Information contained in this publication is intended for informational purposes only and does not constitute legal advice or opinion, nor is it a substitute for the professional judgment of an attorney.
New York Governor Kathy Hochul announced on November 1, 2021 that she signed legislation expanding the definition of “family member” under the New York Paid Family Leave Act to include “siblings,” effective January 1, 2023. Separately, on October 12, 2021, the New York State Department of Labor updated its guidance regarding paid leave time for COVID-19 vaccinations to address the applicability of the Paid Vaccination Leave Law to COVID-19 booster shots.
Definition of “Family Member”
The Act provides certain employees with—among other types of leave—job-protected, paid leave to care for a “family member” with a serious health condition. The law previously defined “family members” to include employees’ spouses; domestic partners (including same and differently gendered couples); children and step-children; anyone else recognized to be in the legal custody of the employee; parents and step-parents; parents-in-law; grandparents; grandchildren; and anyone to whom the employee stands in loco parentis (typically meaning that the employee provides parent-like day-to-day care and financial support even if they are not legally or biologically related to the individual). Currently, under New York’s paid leave law, eligible workers can take up to 12 weeks of leave at 67% of their pay, up to a state-mandated cap that changes yearly, to care for such family members.
While the in loco parentis coverage may plausibly address some caregiving situations involving siblings, the new legislation squarely adds biological siblings, adopted siblings, half-siblings, and stepsiblings to the list of “family members” who may be cared for through paid family leave beginning in 2023. This differs from the definition of covered “family members” with a serious health condition who may generally be cared for under the federal Family and Medical Leave Act, which does not explicitly include “siblings.”1
This amendment follows the recent amendment to New York Paid Family Leave Regulations taking effect on January 1, 2022 that changes the manner intermittent paid family leave is calculated.

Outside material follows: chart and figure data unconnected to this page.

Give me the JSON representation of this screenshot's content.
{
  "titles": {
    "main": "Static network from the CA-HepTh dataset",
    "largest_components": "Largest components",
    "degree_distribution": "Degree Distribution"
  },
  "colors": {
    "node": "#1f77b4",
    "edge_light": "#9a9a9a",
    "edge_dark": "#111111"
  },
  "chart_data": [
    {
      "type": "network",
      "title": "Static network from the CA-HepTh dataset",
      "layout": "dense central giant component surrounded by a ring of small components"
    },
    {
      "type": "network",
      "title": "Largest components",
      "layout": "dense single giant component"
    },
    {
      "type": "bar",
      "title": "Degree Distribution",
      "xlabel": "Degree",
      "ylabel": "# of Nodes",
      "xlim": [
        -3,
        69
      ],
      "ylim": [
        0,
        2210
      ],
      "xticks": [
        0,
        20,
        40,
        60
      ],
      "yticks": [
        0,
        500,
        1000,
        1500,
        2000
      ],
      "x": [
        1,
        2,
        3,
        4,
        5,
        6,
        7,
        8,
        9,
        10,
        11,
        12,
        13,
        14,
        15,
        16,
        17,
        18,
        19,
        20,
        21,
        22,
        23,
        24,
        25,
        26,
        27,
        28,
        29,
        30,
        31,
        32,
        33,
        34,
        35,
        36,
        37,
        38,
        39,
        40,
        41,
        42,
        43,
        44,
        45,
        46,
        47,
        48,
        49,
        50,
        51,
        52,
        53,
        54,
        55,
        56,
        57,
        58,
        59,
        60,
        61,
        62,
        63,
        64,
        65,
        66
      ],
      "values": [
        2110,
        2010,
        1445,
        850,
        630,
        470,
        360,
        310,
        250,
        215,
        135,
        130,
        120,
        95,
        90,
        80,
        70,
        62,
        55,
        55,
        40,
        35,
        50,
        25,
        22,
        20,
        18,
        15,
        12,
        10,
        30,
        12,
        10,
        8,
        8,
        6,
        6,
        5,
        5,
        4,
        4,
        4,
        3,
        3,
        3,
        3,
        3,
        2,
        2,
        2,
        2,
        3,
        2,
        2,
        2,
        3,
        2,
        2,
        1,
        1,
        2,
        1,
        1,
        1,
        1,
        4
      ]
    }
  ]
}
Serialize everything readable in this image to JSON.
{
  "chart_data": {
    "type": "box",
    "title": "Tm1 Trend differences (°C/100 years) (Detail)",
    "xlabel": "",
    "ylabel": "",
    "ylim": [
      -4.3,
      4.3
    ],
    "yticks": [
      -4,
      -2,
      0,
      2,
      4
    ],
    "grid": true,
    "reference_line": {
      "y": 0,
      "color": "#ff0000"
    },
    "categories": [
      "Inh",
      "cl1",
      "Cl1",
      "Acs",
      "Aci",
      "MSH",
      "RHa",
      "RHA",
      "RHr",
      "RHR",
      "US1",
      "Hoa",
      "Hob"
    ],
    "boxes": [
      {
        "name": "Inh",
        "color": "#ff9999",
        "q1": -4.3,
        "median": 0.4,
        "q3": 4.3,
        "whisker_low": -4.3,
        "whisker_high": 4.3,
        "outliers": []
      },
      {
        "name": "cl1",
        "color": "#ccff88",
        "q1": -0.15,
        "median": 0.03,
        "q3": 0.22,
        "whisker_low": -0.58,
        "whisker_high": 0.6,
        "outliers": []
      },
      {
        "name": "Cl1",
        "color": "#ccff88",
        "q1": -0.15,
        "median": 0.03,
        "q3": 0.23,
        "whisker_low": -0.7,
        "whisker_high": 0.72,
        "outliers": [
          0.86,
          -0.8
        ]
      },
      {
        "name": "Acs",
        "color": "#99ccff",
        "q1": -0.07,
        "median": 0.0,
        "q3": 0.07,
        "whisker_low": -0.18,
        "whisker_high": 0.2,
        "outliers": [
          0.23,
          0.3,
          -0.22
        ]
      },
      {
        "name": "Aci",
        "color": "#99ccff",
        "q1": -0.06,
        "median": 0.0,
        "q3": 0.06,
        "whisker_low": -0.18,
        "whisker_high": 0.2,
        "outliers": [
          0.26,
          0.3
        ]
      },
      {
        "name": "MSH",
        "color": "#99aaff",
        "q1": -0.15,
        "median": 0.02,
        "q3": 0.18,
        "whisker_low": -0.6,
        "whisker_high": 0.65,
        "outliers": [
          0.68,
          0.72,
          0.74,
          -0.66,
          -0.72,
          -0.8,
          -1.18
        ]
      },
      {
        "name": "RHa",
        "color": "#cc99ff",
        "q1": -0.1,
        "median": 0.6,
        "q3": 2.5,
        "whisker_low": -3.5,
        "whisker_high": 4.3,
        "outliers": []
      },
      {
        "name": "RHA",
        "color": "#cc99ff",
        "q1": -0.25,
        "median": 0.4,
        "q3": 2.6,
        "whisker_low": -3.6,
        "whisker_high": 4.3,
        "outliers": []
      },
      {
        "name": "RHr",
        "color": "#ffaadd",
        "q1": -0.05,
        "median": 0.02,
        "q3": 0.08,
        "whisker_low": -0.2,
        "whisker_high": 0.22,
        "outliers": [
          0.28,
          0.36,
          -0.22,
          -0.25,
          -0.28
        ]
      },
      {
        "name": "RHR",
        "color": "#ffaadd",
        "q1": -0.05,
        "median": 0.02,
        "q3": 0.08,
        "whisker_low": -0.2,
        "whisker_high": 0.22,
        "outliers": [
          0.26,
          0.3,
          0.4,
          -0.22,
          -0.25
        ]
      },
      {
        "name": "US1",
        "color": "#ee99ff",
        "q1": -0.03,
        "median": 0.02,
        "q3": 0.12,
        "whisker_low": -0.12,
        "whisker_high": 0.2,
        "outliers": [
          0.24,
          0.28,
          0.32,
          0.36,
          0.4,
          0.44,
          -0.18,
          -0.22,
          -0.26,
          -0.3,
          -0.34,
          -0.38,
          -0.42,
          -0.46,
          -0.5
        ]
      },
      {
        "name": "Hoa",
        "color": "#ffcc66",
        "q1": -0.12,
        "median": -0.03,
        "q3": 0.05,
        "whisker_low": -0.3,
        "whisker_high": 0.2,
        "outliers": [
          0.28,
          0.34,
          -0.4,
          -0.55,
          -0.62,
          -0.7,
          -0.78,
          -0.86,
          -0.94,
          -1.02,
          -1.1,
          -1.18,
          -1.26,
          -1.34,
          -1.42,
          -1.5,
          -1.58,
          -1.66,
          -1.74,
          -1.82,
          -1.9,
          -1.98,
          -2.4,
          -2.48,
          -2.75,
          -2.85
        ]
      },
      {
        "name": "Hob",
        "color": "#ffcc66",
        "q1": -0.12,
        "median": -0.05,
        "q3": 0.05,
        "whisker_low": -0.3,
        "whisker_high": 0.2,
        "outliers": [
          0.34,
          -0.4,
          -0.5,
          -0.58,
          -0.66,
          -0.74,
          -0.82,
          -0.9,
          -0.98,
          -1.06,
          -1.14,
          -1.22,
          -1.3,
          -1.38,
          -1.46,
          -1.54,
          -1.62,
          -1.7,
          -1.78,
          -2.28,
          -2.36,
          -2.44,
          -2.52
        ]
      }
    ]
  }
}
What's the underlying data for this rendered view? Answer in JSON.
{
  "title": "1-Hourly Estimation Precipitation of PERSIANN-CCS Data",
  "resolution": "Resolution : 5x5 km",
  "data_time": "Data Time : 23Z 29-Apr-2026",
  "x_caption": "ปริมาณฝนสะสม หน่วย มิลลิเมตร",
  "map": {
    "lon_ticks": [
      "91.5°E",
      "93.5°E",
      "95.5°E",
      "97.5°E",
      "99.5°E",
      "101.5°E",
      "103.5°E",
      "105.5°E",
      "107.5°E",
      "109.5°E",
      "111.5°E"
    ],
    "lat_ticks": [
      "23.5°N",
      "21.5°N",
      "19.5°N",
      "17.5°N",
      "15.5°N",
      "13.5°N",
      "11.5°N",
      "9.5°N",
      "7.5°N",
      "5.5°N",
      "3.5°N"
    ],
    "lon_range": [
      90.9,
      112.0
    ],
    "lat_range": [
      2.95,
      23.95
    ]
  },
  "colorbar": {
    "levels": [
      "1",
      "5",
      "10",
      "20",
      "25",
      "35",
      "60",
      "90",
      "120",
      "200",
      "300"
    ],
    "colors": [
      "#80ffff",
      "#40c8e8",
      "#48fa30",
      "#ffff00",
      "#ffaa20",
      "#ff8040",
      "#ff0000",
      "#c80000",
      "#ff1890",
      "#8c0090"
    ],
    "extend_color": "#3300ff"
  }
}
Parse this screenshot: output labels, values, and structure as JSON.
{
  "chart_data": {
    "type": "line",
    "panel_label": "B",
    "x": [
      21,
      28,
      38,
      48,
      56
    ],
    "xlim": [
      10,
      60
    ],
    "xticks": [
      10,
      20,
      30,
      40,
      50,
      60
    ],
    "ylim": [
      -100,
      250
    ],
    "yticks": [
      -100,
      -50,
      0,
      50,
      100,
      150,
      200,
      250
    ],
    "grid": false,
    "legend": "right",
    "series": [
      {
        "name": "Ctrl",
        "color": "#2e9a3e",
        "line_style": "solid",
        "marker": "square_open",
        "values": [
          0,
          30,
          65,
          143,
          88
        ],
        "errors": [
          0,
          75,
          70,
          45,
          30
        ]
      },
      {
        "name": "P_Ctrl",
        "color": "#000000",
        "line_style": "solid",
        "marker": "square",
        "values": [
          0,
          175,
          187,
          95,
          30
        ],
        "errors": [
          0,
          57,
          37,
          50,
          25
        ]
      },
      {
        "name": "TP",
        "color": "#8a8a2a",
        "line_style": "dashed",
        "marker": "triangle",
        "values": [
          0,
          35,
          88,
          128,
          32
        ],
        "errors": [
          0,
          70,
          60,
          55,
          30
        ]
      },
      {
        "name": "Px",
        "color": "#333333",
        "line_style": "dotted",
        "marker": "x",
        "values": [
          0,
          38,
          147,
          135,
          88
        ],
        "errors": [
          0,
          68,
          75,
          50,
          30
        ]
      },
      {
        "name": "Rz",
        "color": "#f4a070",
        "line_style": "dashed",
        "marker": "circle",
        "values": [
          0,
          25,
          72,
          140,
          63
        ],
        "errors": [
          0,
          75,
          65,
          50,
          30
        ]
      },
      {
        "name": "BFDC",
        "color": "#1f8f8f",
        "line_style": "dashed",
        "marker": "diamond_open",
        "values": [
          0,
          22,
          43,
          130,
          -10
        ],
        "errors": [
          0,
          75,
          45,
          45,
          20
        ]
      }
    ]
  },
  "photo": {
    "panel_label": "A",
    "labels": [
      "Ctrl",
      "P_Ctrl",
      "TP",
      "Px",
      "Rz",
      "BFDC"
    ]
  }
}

That earlier amendment removed the 60-day cap on intermittent leave, recognizing that persons working more than five days a week are not able to take 12 weeks of intermittent leave with the previously-imposed 60-day cap. Under the amendment’s change, intermittent leave benefits will be calculated by multiplying the average number of days per week that the employee works by 12 weeks (so, for instance, an employee who works six days per week may receive up to 84 days of intermittent leave).
Paid COVID-19 Vaccination Booster Leave
The New York State Department of Labor’s update to the Frequently Asked Questions portion of the state guidance now makes it clear that employees, in addition to being entitled to up to four hours of paid leave for each immunization shot of the initial vaccination series, may also receive up to four hours of paid leave for each vaccine booster shot:
Q: DOES THIS LAW APPLY TO COVID-19 BOOSTER SHOTS?
Yes. Labor Law §196-c applies to any COVID-19 vaccination received by an employee, including booster shots.
At the time the Paid Vaccination Leave Law—Labor Law § 196-c—was passed and the guidance was issued by the NY Department of Labor, COVID-19 booster shots were seemingly not considered necessary. Previously, the state guidance had contemplated that employees may have their total paid leave for vaccinations capped at eight hours (if undertaking a two-dose vaccination series), with up to four hours of employer-paid leave available per immunization shot. However, the statute itself indicates that four hours of leave is available “per vaccine injection,” and the updated guidance clarifies that this includes booster shots.
The Paid Vaccination Leave Law is set to expire on December 31, 2022.
New York employers should consider updating their paid family leave policies to reflect the forthcoming expanded coverage of siblings under the law’s caregiving leave rights, as well as updating paid vaccine leave policies and protocols to address the availability of the leave for booster shots. As the guidance regarding New York’s leave laws is revised frequently, employers should also stay apprised of new developments in New York’s leave entitlements and contact experienced employment counsel with questions regarding the interpretation of these developments.
1 See 29 C.F.R. §§ 825.112, which in pertinent part says , “Employers covered by FMLA are required to grant leave to eligible employees…[t]o care for the employee's spouse, son, daughter, or parent with a serious health condition.”